La situazione francese è diversa e in quel paese si rischia di non vaccinare neppure metà della popolazione, ma nemmeno Macron rende la vaccinazione obbligatoria, condiziona l’esercizio di comportamenti a rischio al possesso del green pass. La parola d’ordine è diventata “dobbiamo fare come i francesi” – ma solo nel caso dell’obbligatorietà, perché nessuno dice che dobbiamo imitarli anche nella politica energetica, dell’istruzione, della ricerca, etc. Uno psicologo forense di Yale, Dan Kahn, ha studiato empiricamente la comunicazione degli scienziati su diverse questioni controverse, tra cui le vaccinazioni, concludendo che gli scienziati e gli esperti tendono a credere, al di là dei requisiti che di solito pretendono dalla ricerca perché si ottengano risultati validi o veri, di sapere come stanno le cose anche quando parlano di questioni che non conoscono direttamente. La presunzione di sapere, di sapere più di altri e di stare per definizione dalla parte della verità si esprime nel bisogno di convincere il volgo ignorante, indottrinandolo. Un po’ come tradizionalmente erano intesi i chierici nel Medioevo. 

 

Dai tempi dei Lincei e della Royal Society, or sono circa quattro secoli, le comunità scientifiche sono in qualche modo autogovernate al loro interno da quella che Jacques Monod chiamava “etica della conoscenza scientifica”, che le vincola a usare il postulato dell’oggettività come bussola pratica. Qualcuno pensa che questo modo di funzionare della scienza abbia concorso a creare le nostre società libere, e a mantenerle tali. Apparentemente, negli ultimi decenni gli scienziati tendono ad accentuare le dimensioni e gli effetti polarizzanti, culturali e sociali delle questioni scientificamente controverse, cioè a ignorare l’etica della conoscenza scientifica.

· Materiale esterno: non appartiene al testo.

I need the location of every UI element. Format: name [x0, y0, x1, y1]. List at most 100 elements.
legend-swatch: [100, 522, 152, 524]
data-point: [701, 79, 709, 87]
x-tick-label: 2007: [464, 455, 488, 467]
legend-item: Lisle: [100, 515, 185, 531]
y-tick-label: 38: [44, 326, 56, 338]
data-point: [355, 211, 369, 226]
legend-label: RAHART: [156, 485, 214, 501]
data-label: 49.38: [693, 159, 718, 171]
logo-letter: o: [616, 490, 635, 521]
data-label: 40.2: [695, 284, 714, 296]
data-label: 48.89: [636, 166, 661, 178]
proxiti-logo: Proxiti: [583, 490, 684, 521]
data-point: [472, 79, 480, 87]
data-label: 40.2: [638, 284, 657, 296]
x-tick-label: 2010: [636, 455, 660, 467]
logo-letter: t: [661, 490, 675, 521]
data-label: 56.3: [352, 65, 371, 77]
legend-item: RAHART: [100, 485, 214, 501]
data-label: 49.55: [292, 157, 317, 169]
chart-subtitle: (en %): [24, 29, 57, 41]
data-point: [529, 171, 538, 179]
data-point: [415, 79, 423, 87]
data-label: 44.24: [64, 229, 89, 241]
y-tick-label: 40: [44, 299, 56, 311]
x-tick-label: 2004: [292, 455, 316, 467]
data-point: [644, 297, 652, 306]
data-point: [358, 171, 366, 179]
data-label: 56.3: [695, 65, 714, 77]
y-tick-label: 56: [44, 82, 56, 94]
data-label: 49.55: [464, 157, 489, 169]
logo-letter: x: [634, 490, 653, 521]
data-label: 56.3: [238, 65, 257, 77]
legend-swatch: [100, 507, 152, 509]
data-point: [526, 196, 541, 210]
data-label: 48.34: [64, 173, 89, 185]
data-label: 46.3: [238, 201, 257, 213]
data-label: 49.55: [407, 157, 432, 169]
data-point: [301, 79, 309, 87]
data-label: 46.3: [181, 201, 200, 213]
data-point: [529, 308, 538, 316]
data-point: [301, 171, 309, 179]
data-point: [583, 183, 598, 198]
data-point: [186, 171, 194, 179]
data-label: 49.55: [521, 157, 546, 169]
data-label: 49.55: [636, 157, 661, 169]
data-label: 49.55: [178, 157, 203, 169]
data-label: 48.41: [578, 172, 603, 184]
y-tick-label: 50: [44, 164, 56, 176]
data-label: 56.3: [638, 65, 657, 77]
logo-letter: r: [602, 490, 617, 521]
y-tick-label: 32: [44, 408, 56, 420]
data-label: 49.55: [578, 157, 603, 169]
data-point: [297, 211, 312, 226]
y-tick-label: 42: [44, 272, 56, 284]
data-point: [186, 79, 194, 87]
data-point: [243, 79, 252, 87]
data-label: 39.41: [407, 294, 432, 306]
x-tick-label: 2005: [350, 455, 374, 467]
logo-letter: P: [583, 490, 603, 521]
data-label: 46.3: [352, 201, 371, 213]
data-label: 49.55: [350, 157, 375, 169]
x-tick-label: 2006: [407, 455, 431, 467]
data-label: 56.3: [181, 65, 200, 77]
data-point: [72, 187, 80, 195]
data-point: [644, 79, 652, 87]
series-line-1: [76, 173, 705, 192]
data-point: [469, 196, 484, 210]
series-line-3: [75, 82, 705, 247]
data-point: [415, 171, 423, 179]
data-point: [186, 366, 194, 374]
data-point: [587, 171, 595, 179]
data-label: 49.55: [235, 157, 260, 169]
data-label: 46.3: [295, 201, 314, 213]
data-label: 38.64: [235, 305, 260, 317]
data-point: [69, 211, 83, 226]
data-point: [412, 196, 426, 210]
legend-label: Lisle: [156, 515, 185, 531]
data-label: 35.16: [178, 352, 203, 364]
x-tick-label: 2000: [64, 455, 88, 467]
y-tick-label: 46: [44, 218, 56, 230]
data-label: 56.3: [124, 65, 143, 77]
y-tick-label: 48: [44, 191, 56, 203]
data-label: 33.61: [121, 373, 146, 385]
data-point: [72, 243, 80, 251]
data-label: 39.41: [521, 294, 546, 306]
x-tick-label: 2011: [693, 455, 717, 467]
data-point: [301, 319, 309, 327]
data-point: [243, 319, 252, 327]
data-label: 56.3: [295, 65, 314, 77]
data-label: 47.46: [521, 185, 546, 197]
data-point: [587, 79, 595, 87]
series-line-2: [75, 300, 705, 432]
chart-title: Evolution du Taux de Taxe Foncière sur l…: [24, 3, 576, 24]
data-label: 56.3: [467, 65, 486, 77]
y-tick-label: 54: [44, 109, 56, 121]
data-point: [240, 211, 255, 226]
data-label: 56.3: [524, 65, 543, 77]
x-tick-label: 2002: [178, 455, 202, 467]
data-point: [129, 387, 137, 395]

È paradossale, ma sembra quasi che gli scienziati siano diventati i nuovi intellettuali organici al potere, e che di fronte a situazioni di emergenza e controverse stiano tradendo i valori che ne dovrebbero ispirare il lavoro. A quasi un secolo dal classico di Julien Benda forse è in atto un altro “tradimento dei chierici”.

 

Come la salute, la libertà, quando c’è, si tende a darla per scontata. Ma non è così. Le libertà e la democrazia nel mondo moderno sono emerse e si mantengono a galla, in mezzo a un oceano di pseudoscienza, perché gli scienziati, da quando sono comparsi  cioè da tre-quattro secoli, cercano di fare pulizia delle falsità che le porterebbero a fondo. Finora lo hanno fatto con efficacia e di certo continuerà così. La pandemia però ha mostrato, ancora una volta, che in alcuni paesi e contesti socio-culturali questo lavoro viene meglio che in altri. Negli anni di Julien Benda, il tradimento degli intellettuali consisteva nell’aver abbracciato i nazionalismi, abbandonando l’ethos cosmopolita dell’illuminismo. Oggi la sfida è difendere la razionalità nelle scelte e decisioni che interessano il funzionamento di società divenute molto più complesse, e per questo ci si dovrebbe guardare dall’illusione di poterle governare e ricavare i benefici che producono usando un pensiero semplice.